A realidade do mundo, de um ser humano, é essencialmente fragmentária,
como se estivesse refletida num espelho roto. Augusto Roa Bastos.
É
uma obra estranha com vertentes narrativas que Augusto Roa Bastos, no domínio
de seu ofício, sabiamente, entrelaça.
Nas suas primeiras páginas, Félix Moral, o personagem-narrador de El Fiscal
(Buenos Aires, Sudamericana, 1993) que vive exilado na França, toma conhecimento de que um Congresso será realizado na sua
pátria, ainda nas mãos do ditador que lhe determinara o destino.
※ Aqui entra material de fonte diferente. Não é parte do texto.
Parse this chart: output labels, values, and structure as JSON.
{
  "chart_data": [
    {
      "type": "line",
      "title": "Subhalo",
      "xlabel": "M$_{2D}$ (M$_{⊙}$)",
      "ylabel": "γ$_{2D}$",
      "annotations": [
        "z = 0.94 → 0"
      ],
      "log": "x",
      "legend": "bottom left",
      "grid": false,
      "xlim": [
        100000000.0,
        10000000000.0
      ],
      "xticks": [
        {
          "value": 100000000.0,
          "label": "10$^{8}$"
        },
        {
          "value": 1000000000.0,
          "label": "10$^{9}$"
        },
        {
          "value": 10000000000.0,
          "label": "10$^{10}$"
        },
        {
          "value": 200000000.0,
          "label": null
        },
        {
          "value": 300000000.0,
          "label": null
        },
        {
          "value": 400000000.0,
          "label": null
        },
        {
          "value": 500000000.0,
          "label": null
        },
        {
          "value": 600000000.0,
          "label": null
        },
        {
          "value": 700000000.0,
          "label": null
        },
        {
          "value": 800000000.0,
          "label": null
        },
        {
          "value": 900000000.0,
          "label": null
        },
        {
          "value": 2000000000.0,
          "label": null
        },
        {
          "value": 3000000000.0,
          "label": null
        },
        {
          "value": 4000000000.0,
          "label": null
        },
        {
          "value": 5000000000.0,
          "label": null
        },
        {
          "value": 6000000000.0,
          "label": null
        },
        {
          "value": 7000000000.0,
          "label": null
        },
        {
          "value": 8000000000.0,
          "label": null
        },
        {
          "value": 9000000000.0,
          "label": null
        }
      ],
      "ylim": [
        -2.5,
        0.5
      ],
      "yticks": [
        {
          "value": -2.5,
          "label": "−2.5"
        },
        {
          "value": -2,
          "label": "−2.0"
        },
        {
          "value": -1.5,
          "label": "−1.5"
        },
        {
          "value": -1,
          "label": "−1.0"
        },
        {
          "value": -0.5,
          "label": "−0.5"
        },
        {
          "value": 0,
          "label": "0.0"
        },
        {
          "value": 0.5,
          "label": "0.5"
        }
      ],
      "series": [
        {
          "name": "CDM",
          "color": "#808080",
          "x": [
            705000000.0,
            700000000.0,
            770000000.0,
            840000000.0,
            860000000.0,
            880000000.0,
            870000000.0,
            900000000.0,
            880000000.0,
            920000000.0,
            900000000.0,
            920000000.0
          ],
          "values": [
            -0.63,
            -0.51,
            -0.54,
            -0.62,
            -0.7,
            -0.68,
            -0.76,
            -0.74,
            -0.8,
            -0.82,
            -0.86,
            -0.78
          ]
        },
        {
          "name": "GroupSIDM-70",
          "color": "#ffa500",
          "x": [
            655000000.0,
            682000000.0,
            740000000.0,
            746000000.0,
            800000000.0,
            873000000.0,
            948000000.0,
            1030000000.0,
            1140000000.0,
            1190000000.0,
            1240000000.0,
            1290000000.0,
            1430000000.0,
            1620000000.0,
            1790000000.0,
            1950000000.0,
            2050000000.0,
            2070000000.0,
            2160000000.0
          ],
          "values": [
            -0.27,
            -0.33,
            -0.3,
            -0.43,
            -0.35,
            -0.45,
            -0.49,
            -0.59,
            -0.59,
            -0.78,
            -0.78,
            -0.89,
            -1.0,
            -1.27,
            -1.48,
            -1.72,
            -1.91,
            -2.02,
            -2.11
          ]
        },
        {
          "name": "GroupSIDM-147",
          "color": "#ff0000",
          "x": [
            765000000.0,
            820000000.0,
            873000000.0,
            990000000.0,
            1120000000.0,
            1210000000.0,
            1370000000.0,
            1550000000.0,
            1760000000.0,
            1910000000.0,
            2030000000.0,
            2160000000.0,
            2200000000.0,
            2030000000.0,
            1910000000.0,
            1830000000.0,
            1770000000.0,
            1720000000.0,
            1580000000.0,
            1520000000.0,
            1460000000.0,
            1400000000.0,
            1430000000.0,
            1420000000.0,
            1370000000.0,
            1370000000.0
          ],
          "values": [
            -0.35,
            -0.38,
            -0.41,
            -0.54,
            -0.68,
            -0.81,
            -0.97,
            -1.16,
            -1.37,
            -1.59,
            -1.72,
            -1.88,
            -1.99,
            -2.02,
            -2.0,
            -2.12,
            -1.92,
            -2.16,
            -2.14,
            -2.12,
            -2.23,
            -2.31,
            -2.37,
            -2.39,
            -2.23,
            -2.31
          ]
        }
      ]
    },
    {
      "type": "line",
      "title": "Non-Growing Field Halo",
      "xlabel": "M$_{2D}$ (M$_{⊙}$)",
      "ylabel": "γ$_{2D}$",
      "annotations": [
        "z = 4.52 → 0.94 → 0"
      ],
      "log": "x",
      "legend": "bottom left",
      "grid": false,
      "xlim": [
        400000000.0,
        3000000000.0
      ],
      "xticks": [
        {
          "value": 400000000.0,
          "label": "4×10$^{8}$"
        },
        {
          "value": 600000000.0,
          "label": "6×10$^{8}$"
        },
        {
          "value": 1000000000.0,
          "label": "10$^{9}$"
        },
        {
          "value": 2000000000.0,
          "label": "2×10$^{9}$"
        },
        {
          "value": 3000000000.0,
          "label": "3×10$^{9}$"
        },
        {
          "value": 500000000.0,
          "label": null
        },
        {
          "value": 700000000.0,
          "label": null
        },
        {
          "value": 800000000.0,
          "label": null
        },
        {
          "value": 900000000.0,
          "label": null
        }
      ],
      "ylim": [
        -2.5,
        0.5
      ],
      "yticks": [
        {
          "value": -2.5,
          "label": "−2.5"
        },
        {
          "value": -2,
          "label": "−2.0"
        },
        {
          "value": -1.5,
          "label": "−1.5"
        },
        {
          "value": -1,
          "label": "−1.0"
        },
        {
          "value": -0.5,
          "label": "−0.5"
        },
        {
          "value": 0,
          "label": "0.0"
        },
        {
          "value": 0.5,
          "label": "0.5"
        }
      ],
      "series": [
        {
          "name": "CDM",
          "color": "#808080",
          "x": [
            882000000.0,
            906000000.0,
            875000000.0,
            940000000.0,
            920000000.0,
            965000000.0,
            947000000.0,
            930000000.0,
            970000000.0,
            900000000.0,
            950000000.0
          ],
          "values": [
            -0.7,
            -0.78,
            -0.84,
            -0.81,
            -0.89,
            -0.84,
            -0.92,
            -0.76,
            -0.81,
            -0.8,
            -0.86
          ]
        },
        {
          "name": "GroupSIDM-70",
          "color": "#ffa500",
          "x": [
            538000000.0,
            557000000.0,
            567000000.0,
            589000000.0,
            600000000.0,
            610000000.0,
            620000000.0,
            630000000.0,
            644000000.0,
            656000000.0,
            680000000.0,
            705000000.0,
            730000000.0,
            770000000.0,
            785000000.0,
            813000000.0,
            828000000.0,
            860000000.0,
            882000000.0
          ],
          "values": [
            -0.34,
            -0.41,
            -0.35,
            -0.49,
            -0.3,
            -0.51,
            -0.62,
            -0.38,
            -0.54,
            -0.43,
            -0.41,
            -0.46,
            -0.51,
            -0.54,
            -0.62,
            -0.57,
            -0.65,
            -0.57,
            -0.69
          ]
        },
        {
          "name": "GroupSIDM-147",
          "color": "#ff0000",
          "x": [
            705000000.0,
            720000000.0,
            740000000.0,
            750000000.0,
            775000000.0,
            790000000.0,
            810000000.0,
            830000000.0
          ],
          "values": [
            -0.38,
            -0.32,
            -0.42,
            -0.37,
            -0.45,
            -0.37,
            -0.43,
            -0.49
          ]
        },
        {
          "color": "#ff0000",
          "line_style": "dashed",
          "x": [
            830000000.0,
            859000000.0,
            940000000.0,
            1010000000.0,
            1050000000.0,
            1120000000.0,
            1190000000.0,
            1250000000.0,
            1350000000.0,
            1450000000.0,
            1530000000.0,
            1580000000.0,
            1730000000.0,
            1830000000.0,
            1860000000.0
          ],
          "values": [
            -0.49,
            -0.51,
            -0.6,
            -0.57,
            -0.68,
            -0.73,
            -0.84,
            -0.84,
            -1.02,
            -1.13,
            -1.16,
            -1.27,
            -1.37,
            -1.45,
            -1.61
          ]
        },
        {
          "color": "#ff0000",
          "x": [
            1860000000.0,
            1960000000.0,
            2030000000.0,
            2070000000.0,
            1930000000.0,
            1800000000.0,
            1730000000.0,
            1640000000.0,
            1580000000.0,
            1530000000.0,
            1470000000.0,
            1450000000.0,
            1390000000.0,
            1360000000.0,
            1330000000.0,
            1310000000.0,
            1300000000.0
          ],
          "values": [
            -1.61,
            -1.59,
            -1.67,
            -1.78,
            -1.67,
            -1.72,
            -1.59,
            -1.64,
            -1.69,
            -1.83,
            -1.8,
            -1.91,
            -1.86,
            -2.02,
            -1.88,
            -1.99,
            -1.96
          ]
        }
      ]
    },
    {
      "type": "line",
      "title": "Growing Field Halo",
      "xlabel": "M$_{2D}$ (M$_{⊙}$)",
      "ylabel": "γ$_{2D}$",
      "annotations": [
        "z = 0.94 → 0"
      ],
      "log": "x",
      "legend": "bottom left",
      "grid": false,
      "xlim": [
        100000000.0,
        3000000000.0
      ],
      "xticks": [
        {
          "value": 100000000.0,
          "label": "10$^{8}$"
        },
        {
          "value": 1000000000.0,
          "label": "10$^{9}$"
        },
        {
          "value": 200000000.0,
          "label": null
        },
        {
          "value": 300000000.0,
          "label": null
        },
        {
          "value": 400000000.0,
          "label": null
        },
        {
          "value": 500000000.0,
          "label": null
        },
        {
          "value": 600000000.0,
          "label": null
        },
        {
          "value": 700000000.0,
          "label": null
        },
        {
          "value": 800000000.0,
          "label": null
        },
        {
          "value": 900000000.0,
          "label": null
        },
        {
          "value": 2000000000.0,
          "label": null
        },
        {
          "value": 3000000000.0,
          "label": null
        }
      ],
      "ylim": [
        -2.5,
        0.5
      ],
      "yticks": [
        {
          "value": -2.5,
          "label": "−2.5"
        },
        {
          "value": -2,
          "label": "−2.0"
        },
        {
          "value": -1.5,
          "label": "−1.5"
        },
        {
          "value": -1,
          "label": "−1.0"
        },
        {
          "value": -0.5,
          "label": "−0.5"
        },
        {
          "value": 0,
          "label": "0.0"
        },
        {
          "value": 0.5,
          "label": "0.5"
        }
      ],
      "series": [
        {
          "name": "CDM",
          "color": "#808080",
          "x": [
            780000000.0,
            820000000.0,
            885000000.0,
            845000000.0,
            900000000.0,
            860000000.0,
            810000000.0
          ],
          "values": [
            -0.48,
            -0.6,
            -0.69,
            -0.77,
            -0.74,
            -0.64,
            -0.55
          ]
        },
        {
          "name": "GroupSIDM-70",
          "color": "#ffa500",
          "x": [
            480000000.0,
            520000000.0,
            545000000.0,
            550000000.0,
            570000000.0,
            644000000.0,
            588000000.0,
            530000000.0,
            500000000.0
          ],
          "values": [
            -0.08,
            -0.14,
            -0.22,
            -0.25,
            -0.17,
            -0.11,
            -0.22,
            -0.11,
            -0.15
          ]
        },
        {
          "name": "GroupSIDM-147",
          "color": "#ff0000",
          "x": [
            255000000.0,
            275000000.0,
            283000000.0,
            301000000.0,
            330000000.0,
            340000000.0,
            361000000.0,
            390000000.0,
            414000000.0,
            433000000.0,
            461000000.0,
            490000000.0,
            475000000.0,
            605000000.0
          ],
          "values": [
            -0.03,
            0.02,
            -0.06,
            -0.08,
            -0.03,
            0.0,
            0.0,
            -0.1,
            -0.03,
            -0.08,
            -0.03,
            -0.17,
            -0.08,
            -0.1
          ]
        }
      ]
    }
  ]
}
Embora
proscrito, a informação, contida no
convite, de que o tirano estaria presente à cerimônia de inauguração do
Congresso e cumprimentaria, pessoalmente, os convidados, o leva à decisão
irrevogável de ir com o determinado objetivo de matá-lo.
À
narrativa do que acontece nos dias que antecedem a sua partida para o Paraguai,
sua conturbada viagem e o que ocorre ao chegar se acrescem a história de
Jimena, sua companheira e o seu viver
com ela e a de seu amigo Clóvis de Larzac; episódios de sua ambígua relação com a aluna de quem orienta o
trabalho; algo de sua infância e das sevícias sofridas nos cárceres de seu
país. E a malfadada experiência como roteirista de um filme sobre Solano López
e Elisa Alicia Lynch, razão de ter sido preso e torturado.
Como
soe acontecer no que se refere à História, seja de um episódio tido por menor,
seja de um outro, considerado de suma importância, é deveras limitado o
conhecimento que sobre eles é possível ter. Passado mais de um século, a
história da Guerra do Paraguai, matéria de controvérsias e discussões, de
querelas e duelos verbais intermináveis,
continua sendo totalmente desconhecida, diz Félix Moral antes de se referir às Cartas
desde los campos de batalla del Paraguay, escritas por Sir Richard Francis
Burton e publicadas no final de 1870, logo após o término da Guerra. Em suas
páginas, ou em outras tantas que trataram dessa Guerra, ele encontra os
fragmentos que irão compor o seu roteiro fixado nos momentos finais da vida de Solano
Lopez que são, também, os momentos de extermínio de seu povo: a corrida pelos
campos na direção do rio onde foi atirado, das barrancas, pelo cavalo que,
repentinamente se detém; o gesto, ainda querendo fazer frente a seus
perseguidores, de levantar o braço trêmulo de moribundo. E na miséria atroz, os
que sobreviveram. Porém, nesse refazer da História, experimenta revelações, se
lhe desvendam mistérios, mergulha em emoções – furor, raiva, alma que se escapa
– diante do que restou do cadáver mutilado pela fúria dos vencedores, cravado na cruz de galhos mal cortados pelas hostes brasileiras e que nunca
seria iluminado pelo sol da justiça: corpo
crucificado para o qual não havia nenhuma ressurreição possível em toda a
eternidade.
Das atrocidades cometidas, que, de muito,
ultrapassaram aquelas admitidas pelo código da assim chamada ética da guerra,
das quais, juntamente com a Argentina e o Uruguai, foi o Brasil responsável,
fica o rastro de horror, marcado de crianças mortas, de mulheres seviciadas, de
milhares de mortos, de um país destruído.
Félix Moral, ao reler o que escrevera, procura
entender: não é um réquiem funerário, nem um exaltado canto à glória. Apenas, um roteiro de filme, o negativo
de uma história impossível de narrar porque aquele acontecimento fantasmagórico superava todos os limites da imaginação e
as possibilidades de expressão da palavra e da imagem.